The February Revolution
By early 1917, the existing order in Russia was verging on collapse. The country's involvement in World War I had already cost millions of lives and severely disrupted Russia's already struggling economy. In an effort to reverse the worsening military situation, Nicholas II took personal command of Russian forces at the front, leaving the conduct of government in Petrograd (St. Petersburg before 1914; Leningrad after 1924; St. Petersburg after 1991) to his unpopular wife and a series of incompetent ministers. As a consequence of these conditions, the morale of the people rapidly deteriorated.

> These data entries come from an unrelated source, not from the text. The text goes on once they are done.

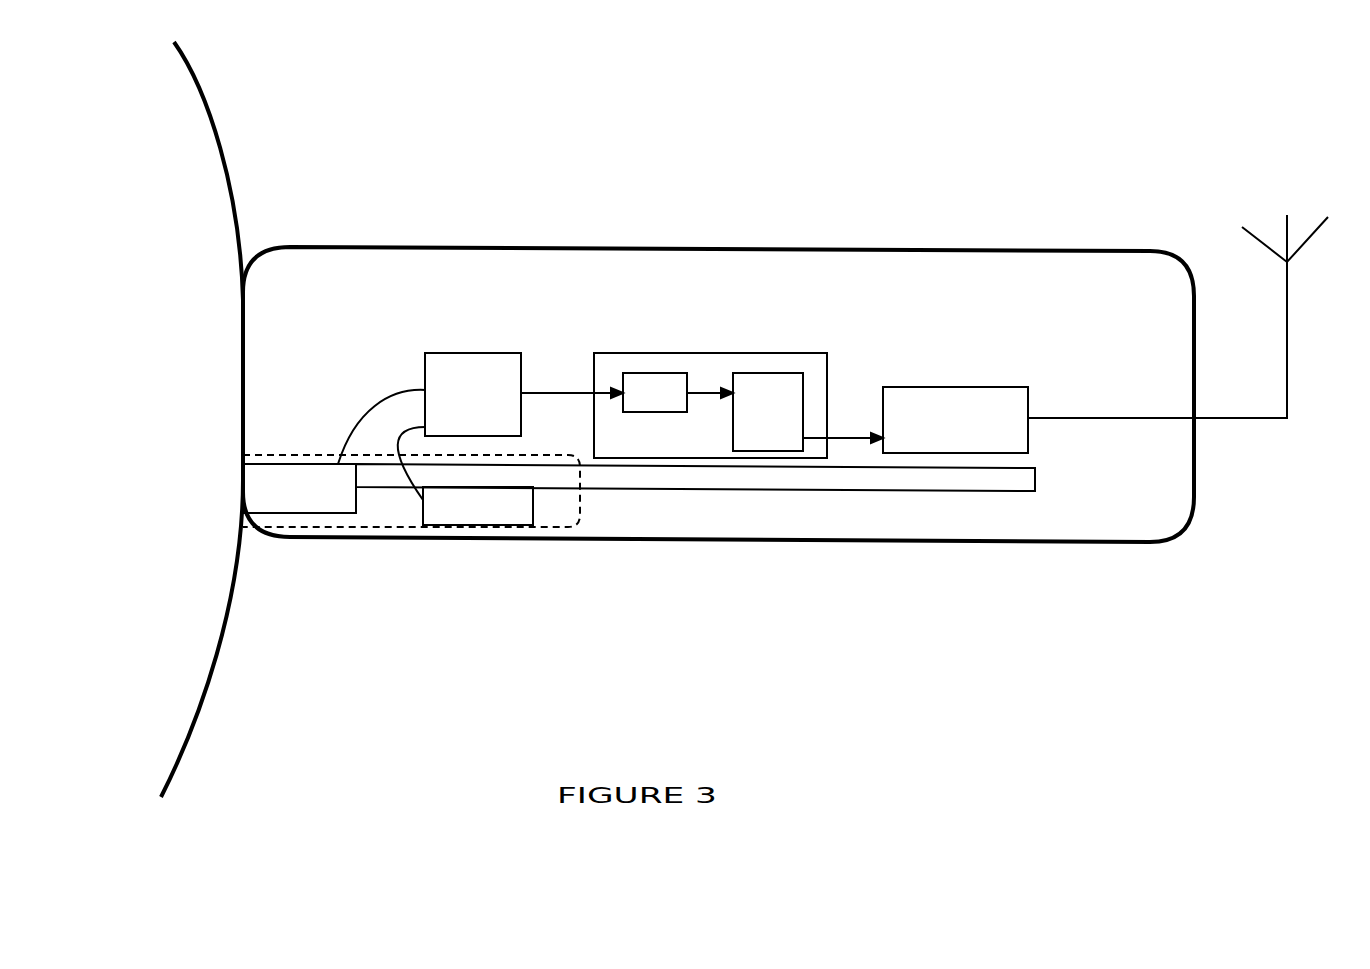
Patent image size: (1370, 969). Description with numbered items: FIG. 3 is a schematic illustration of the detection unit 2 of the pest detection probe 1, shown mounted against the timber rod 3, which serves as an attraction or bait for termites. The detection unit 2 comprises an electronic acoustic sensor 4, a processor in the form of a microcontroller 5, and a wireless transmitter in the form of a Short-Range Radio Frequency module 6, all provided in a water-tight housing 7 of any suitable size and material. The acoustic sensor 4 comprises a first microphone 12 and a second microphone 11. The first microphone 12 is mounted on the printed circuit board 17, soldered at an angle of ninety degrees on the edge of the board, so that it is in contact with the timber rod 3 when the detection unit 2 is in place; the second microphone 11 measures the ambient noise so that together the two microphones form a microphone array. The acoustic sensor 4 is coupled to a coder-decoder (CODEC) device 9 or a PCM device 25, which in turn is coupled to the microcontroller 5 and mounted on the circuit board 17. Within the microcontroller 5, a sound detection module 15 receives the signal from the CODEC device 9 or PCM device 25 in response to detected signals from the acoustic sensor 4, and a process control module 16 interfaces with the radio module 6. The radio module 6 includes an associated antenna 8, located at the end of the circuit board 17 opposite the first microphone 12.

The pest detection probe 1 is at (612, 222).
The detection unit 2 is at (892, 558).
The timber rod 3 is at (191, 419).
The electronic acoustic sensor 4 is at (385, 538).
The microcontroller 5 is at (710, 405).
The Short-Range Radio Frequency module 6 is at (955, 420).
The water-tight housing 7 is at (375, 247).
The antenna 8 is at (1287, 313).
The coder-decoder (CODEC) device 9 is at (429, 426).
The PCM device 25 is at (473, 394).
The second microphone 11 is at (478, 506).
The first microphone 12 is at (299, 488).
The sound detection module 15 is at (655, 392).
The process control module 16 is at (768, 412).
The circuit board 17 is at (960, 480).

The spark to the events that ended tsarist rule was ignited on the streets of Petrograd in February 1917 (according to the Julian calendar then still in use in Russia; according to the modern Gregorian calendar, which was adopted in February 1918, these events occurred in March). Driven by shortages of food and fuel, crowds of hungry citizens and striking workers began spontaneous rioting and demonstrations. Local reserve troops, called in to suppress the riots, refused to fire on the crowds, and some soldiers joined the workers and other rioters. A few days later, with tsarist authority in Petrograd disintegrating, two distinct groups emerged, each claiming to represent the Russian people. One was the Executive Committee, which the Duma (see Glossary), the lower house of the Russian parliament, had established in defiance of the tsar's orders. The other body was the Petrograd Soviet of Workers' and Soldiers' Deputies.

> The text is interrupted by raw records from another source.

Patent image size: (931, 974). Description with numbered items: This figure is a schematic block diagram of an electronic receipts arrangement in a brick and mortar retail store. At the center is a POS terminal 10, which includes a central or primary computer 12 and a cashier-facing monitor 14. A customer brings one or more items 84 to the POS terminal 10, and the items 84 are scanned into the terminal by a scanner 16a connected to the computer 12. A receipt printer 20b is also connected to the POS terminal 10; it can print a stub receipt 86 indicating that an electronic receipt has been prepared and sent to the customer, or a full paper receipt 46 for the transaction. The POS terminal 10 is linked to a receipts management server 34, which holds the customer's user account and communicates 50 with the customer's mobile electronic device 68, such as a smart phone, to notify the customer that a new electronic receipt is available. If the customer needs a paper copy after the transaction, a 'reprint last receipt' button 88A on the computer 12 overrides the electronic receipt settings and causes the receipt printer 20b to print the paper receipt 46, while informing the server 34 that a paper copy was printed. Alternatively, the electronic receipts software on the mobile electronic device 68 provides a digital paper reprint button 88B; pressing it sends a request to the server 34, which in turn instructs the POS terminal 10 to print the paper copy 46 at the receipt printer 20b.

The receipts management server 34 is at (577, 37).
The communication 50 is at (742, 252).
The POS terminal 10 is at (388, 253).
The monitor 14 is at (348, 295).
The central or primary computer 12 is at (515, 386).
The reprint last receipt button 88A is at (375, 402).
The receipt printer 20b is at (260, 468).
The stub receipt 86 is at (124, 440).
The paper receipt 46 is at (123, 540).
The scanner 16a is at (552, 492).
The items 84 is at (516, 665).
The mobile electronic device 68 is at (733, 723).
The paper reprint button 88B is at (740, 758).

With the consent of the Petrograd Soviet, the Executive Committee of the Duma organized the Provisional Government on March 15. The government was a cabinet of ministers chaired by aristocrat and social reformer Georgiy L'vov. A legislature, the Constituent Assembly, also was to be created, but election of the first such body was postponed until the fall of 1917. Delegates of the new government met Nicholas that evening at Pskov, where rebellious railroad workers had stopped the imperial train as the tsar attempted to return to the capital. Advised by his generals that he lacked the support of the country, Nicholas informed the delegates that he was abdicating in favor of his brother, Grand Duke Michael. When Michael in turn refused the throne, imperial rule in Russia came to an end.